Monitoring antibiotic use is important because it helps ensure that kids get the right drug to treat their infections appropriately at the right time, said Gerber. It is also a safeguard against giving them drugs they don’t need, which could lead to negative adverse effects and contribute to drug resistance and the creation of untreatable organisms.

When the study began, the first records review of practices revealed that some prescribed as they should but others prescribed a lot of broad-spectrum antibiotics for some conditions that called for a narrow spectrum. “Establishing that, we wanted to figure out how we could improve this prescribing,” said Gerber.

The study randomly divided the 18 practices that tended to prescribe broad-spectrum antibiotics into two groups, intervention and control, based on practice location and patient volume, and tracked prescriptions through electronic records. The intervention sites were given an hour-long refresher on the latest prescribing guidelines and were monitored quarterly and given feedback based on guidelines for prescribing antibiotics for sinusitis, Group A strep throat, and pneumonia. The control group was told only that the study had begun.

Researchers excluded from the review children with chronic medical conditions, antibiotic allergies and those who had taken antibiotics in the previous three months. They compared prescribing rates of antibiotics between intervention and control sites before and after the intervention. Among the 18 practices that participated in the study, there were 1,435,605 office visits by 185,212 patients to 174 clinicians during the study period.

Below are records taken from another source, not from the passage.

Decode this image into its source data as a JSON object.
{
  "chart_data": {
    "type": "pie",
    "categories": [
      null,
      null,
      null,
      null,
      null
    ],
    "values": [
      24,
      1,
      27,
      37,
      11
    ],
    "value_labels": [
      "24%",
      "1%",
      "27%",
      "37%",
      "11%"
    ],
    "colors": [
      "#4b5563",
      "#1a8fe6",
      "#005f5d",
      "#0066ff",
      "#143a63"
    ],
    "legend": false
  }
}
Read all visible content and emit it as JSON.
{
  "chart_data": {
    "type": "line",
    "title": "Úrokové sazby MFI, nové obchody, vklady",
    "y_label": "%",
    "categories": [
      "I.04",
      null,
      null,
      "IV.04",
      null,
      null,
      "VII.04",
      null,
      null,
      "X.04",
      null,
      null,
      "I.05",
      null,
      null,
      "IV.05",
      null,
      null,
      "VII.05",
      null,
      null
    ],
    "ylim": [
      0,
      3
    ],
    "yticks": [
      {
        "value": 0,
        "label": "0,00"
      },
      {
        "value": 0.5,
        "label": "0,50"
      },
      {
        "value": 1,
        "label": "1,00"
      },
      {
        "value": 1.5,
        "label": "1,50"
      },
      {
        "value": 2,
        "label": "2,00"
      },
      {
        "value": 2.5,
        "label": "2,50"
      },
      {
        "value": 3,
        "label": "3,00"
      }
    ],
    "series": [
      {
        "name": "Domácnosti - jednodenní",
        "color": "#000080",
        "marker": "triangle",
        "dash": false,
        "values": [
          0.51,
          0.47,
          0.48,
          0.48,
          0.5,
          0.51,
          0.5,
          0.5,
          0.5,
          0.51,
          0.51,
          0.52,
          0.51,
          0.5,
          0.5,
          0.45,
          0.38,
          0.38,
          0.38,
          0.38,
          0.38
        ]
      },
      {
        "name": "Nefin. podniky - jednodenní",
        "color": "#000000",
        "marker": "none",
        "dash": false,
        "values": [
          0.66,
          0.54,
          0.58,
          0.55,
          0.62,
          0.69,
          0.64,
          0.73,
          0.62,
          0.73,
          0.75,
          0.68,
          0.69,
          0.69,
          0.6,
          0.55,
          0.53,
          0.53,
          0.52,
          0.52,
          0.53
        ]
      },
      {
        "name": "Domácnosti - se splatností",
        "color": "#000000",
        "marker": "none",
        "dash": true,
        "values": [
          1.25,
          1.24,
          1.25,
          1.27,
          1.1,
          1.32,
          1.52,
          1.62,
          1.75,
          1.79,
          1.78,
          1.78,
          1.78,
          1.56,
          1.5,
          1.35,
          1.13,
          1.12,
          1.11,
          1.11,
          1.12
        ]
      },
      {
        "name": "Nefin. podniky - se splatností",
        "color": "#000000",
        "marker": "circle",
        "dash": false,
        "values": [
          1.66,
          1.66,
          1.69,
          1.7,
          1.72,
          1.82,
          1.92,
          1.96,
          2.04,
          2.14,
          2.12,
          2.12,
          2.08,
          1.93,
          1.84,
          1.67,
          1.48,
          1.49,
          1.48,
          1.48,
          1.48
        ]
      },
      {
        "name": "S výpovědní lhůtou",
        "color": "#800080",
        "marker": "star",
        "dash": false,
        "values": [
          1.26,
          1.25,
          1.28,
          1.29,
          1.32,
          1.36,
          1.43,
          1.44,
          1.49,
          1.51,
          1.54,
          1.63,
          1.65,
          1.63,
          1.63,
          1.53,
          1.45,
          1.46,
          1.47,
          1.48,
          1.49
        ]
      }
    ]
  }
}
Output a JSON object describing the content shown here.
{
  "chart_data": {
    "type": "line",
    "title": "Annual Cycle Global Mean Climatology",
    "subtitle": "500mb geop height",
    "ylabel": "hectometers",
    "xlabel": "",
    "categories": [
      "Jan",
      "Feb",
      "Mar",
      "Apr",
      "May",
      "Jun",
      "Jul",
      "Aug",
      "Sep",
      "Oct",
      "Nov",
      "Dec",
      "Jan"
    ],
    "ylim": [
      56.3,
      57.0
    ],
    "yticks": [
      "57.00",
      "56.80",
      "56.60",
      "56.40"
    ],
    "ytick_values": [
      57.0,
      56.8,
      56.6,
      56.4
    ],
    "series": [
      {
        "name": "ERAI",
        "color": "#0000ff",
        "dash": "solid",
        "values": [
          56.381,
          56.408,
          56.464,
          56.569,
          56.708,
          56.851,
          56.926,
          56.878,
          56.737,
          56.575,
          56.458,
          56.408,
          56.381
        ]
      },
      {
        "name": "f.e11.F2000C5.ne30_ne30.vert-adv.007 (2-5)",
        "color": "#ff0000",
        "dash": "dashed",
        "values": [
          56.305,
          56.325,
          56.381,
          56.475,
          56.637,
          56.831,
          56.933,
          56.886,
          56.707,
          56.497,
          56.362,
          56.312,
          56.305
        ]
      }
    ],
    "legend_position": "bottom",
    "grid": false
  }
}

Early on, data indicated that 28% of all children were inappropriately prescribed a broad-spectrum antibiotic for a targeted condition. However, 12 months after the intervention the rate of off-guideline antibiotic prescribing had a statistically significant decrease, dropping from 32% to 17%. The control group dropped from 33% to 24%, Gerber said.The sharpest drop was in antibiotics inappropriately prescribed for pneumonia, which dropped from 16% to 4%.

Gerber said many doctors go about their work without ever knowing what percentages of any given medication they prescribe. He said this study, which he believes can be scaled to other populations, shows that electronic health records can be used in a relatively simple way to track and improve prescribing.The next step will be to test the study’s staying power to see if the practices continue to stick closer to guidelines or return to past habits, said Gerber.